At this point - the training data has been annotated, the labels have been generated, and the dictionary has been created. The next step is to fine-tune the model.
Now that the training data has been prepared, fine-tuning can begin. Check to see the file structure looks somewhat like the below before continuing.
ls /home/timc/ocr/PaddleOCR
PaddleOCR/
├── applications/
├── configs/
├── data/
│ ├── dict.txt
│ ├── images/
│ │ ├── randomfournumbers1.jpg
│ │ ├── randomfournumbers2.jpg
│ │ └── randomfournumbers3.jpg
│ ├── labels.csv
│ ├── labels.txt
│ ├── train.txt
│ └── val.txt
├── docs/
├── ppocr/
└── tests/
PaddleOCR uses a config file to define the training parameters. Copy the existing PP-OCRv5 text recognition configuration from the configs/
folder as the base for the config.
cd /home/timc/ocr/PaddleOCR
cp configs/rec/PP-OCRv5/PP-OCRv5_server_rec.yml data/config.yml
Download the pre-trained text recognition model from PaddleOCR and place in the pretrained_models directory.
mkdir pretrained_models
wget https://paddle-model-ecology.bj.bcebos.com/paddlex/official_pretrained_model/PP-OCRv5_server_rec_pretrained.pdparams -O pretrained_models/PP-OCRv5_server_rec_pretrained.pdparams
Modify the base config for fine-tuning. Refer to the PaddleOCR v2 documentation to understand some of the more important configuration options. The field documentation for v3 doesn't seem to exist anywhere.
The following is an example of what fields to modify in the config to match the training data. Do not take the values as gospel, instead adjust them to what makes sense for the use case.
Global:
use_gpu: true # false if using CPU
epoch_num: 500 # number of epochs to train for
save_model_dir: ./output/PP-OCRv5_server_rec # where to save the finetuned model
save_epoch_step: 50 # save the model every 50 epochs
eval_batch_step: [0, 500] # evaluate every 500 iterations after the 0th iteration
pretrained_model: ./pretrain_models/PP-OCRv5_server_rec_pretrained.pdparams # path to the pretrained model, this can also be a URL
character_dict_path: ./data/dict.txt # the dictionary created earlier
max_text_length: &max_text_length 4 # maximum text length of the labelled data
Train:
dataset:
data_dir: ./data/ # training dataset path
transforms:
- RecAug: # remove this line to stop random augmentation
label_file_list:
- ./data/train.txt
first_bs: &bs 128 # batch size
Eval:
dataset:
data_dir: ./data/ # validation dataset path
label_file_list:
- ./data/val.txt
batch_size_per_card: 128 # batch size
The fine-tuning process can be started by running the training script. This can take a while depending on the size of the dataset, the configuration, and the hardware. The script provides an estimated time for completion.
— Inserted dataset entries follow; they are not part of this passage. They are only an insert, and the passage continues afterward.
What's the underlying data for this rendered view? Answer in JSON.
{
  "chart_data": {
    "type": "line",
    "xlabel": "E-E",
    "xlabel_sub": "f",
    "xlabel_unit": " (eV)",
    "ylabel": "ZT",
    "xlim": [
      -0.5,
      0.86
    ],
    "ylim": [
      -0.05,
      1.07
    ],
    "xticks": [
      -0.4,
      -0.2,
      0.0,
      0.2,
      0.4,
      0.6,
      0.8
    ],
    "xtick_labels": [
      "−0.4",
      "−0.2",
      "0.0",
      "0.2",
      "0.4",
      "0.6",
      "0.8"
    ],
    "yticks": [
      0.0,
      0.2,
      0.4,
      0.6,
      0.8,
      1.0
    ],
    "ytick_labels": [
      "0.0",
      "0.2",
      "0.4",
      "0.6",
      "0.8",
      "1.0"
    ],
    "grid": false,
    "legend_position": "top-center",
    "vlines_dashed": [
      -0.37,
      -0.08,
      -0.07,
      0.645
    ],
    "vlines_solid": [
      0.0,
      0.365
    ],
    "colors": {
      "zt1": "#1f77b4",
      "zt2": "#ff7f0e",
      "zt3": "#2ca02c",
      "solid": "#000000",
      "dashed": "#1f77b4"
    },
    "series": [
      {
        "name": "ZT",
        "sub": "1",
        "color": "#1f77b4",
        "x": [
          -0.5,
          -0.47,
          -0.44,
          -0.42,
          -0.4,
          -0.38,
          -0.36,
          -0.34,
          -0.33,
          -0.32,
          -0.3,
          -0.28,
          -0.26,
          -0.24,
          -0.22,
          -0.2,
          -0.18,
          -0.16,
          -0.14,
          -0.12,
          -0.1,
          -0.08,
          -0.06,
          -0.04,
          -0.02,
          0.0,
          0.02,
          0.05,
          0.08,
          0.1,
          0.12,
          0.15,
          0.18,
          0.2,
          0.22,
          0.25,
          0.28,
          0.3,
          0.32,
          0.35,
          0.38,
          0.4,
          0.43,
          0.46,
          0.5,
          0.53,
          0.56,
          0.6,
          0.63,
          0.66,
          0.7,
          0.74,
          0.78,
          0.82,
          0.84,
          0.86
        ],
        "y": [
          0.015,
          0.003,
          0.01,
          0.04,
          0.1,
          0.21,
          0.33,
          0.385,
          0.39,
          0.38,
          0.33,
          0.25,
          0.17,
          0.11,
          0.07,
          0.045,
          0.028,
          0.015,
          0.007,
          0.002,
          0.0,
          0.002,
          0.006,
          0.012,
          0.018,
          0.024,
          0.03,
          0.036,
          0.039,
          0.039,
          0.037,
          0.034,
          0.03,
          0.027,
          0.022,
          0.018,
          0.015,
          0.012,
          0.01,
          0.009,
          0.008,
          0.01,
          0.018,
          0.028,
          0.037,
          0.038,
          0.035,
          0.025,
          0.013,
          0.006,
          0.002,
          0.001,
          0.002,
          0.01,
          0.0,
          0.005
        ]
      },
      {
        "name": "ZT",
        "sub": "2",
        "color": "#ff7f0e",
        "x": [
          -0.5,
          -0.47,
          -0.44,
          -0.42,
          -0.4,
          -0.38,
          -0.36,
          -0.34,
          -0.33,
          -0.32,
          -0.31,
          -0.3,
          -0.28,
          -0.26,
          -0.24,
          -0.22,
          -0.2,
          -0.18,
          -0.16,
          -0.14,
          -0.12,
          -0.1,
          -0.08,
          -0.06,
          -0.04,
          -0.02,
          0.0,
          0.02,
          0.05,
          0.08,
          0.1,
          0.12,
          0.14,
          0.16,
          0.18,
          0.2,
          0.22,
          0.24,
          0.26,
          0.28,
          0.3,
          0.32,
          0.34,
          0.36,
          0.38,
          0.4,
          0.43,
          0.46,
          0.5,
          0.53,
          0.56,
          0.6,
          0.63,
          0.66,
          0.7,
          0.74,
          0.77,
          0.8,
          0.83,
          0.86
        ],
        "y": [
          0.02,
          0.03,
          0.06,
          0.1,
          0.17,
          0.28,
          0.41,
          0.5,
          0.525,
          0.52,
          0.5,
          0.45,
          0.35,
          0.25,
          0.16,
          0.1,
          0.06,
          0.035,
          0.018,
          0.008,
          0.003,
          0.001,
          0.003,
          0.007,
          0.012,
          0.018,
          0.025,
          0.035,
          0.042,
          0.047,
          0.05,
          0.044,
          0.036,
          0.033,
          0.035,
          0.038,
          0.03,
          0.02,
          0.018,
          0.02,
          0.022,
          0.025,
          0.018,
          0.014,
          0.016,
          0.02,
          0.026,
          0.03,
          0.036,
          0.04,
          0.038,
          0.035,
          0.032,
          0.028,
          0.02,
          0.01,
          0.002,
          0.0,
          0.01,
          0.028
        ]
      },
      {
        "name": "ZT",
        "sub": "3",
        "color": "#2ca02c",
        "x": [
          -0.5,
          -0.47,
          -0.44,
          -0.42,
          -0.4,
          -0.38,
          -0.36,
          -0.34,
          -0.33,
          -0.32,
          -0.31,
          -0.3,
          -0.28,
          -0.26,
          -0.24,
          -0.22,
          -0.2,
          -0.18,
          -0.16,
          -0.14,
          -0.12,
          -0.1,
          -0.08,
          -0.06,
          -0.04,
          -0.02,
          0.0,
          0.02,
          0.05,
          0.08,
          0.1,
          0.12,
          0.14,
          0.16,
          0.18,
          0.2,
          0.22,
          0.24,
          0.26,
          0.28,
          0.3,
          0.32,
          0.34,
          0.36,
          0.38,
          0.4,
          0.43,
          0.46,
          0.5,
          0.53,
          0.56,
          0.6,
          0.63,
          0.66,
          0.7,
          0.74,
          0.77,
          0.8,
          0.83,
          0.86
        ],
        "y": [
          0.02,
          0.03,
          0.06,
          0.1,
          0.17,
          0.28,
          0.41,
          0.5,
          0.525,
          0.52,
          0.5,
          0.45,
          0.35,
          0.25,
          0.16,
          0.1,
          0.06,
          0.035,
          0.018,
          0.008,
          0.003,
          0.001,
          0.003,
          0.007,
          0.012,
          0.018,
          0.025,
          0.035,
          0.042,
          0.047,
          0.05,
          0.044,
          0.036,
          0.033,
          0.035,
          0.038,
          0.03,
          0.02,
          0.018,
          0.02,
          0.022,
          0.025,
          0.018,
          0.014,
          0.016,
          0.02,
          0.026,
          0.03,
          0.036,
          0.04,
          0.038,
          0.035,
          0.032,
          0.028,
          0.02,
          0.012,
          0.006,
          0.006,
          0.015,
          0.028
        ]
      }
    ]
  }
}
cd /home/timc/ocr/PaddleOCR
python tools/train.py -c data/config.yml
Once training is complete, export the fine-tuned model into a usable format. This will create the following files which can then be used for text recognition.
python tools/export_model.py -c output/PP-OCRv5_server_rec/config.yml -o Global.pretrained_model=output/PP-OCRv5_server_rec/best_accuracy.pdparams Global.save_inference_dir="output/trained_model/
ls output/trained_model/
output/trained_model/
├── inference.json
├── inference.pdiparams
├── inference.yaml
Now that the fine-tuned model has been exported, it can be used for text recognition. The model is used the same way as any other model in paddleOCR.
A sample of a script in Python that uses the fine-tuned model for text recognition is below:
from paddleocr import TextRecognition
ocr = TextRecognition("/path/to/the/traimed/model")
result = ocr.predict("/path/to/the/image")
print(result)
For a sample implementation, refer to the steakcam repository.